YOU. WILL. NEVER. SELL. THIS. BOOK.

That strident statement came in a meeting with a potential agent. It seems that I've often been searching for the right agent—one who gets me, my projects, is supportive and involved. But this was not the one. She had been an editor at a major house, and was now agenting, along with editing anthologies of women writers, with the mutual friend who introduced us. As I pulled out my books to show her (Cheerleader, Beauty Queen, Prom Night), it wasn't hard to tell she thought I was a lightweight. We went through my pile of proposals, which she tried not to scoff at. But when I got to FLOW, which I saved for last, her reaction was immediate and intense: Put that in the back of a drawer and forget about it. No one will EVER touch it.

I actually put together FLOW's first incarnation when working at HarperCollins, back when I was in their trade promotional design department. It was called hormoneHELL and was a weekly journal filled with menstrual facts (many of which ended up in FLOW), plus stickers to highlight physical and emotional swings. I designed stickers for "bloated," "cranky," "swollen (type over 2 pink circles)," "anxious," "craving," and many more and put together a comp only to find some GUY named Vinnie had the same idea—Chronicle Books packaged and it was already out there. I was crushed. I mean really, truly heartbroken. So I wrote CHUNKS (with my super cool friend Kevin), and started on my writing path.
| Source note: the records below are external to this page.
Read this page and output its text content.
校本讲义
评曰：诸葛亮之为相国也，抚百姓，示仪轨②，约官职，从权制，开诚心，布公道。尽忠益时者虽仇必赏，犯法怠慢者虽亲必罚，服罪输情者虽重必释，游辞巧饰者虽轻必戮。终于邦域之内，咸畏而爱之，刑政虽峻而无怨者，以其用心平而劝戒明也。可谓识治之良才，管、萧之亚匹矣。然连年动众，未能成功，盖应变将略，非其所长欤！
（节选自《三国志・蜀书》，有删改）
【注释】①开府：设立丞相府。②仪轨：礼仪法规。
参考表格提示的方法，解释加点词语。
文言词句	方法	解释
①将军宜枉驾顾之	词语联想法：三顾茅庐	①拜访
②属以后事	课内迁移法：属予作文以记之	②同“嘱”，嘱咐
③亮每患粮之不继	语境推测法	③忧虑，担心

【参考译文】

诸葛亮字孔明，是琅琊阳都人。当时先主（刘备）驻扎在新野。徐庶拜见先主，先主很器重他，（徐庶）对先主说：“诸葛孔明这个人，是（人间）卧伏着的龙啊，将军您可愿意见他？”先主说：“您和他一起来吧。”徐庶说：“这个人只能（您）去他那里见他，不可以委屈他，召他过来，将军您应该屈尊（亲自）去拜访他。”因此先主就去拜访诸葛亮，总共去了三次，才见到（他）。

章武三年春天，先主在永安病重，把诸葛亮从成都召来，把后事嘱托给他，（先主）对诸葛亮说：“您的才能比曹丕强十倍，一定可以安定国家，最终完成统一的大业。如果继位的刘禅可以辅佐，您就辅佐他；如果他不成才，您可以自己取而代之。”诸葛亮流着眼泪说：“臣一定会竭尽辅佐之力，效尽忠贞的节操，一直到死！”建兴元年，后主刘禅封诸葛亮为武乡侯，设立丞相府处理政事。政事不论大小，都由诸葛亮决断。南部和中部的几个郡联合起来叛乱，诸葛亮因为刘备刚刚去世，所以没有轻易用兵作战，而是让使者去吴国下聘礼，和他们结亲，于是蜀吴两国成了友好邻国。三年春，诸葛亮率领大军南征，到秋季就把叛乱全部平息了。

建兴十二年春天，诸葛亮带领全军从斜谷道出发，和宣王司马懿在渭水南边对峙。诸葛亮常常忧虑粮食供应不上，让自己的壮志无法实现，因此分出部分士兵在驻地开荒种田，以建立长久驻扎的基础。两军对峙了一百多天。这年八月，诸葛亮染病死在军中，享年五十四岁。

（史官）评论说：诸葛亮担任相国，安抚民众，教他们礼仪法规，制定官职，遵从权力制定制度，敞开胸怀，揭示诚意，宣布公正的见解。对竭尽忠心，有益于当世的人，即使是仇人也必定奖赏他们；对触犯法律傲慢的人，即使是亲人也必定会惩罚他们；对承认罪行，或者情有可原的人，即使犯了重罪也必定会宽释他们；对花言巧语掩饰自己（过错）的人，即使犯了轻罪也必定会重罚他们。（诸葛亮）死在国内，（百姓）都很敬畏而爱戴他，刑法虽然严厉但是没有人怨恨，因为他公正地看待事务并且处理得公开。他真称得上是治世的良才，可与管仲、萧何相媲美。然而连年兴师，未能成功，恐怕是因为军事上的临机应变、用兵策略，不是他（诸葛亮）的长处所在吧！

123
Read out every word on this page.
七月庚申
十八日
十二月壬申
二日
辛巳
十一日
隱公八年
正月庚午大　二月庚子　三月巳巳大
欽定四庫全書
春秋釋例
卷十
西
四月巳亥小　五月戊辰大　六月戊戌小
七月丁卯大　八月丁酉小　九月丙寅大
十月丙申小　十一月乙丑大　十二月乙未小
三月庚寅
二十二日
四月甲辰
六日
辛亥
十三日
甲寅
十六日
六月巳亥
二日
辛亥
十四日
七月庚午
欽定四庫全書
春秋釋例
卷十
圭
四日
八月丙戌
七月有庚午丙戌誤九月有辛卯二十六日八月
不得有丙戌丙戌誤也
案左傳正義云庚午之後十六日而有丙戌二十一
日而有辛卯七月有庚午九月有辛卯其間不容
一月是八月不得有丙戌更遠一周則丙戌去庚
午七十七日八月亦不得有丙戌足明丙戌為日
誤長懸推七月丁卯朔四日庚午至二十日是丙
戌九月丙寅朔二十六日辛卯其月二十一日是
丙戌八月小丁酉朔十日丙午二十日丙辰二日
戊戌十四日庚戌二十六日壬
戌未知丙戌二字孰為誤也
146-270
Time went on, and FLOW evolved into something else. And still, agents, editors, publishers continued to say no. To be honest, many people have said no to many of my projects—it's not like FLOW was my only source of rejection. But this was the one project, the one idea, the one concept that I kept coming back to. I sort of knew I was meant to do this. Not in a psychic way— no one read tarot cards or my chart and proclaimed me Menstrual Information Queen. But, as I continued to put projects together, I learned the ins and outs of publishing, of working with images and words, of researching cultural history and spinning it through the various lenses I was focusing on.

I keep sending FLOW out into the universe until the time was right for it to be. Then St. Martin's bravely said yes. And here we are, on the verge.

Is the time right? Are people ready to be talking about this? Women (and some men, like Vinnie and Harry Finley of the Museum of Menstruation) have been chipping away at the cone of silence that surrounds menstruation for years. I'm hoping FLOW will act like a kick ass jackhammer.

Day 32 is shameless self promotion.

5 comments:

Jeremy said...

I enjoy shameless self promotion. Have fun with it!

Time is a-ticking. The day is getting closer. You did it my friend :)

Rebecca Elia said...

Yes!! We are ready!

www.rebeccaelia.com

Bella Stander said...

There's a Museum of Menstruation? Amazing, but why's a guy in charge?

Word Geek said...

I think the menstrual moment is here. Been a long time coming.
(that does make it sound like a pregnancy scare...)

Word Geek said...

Bella - same reason the British Museum is full of anything but British artefacts: what is foreign and unfamiliar is worth putting in a museum. WE'VE all been conditioned NOT to talk about it. Fortunately, some of us are breaking through the brainwashing.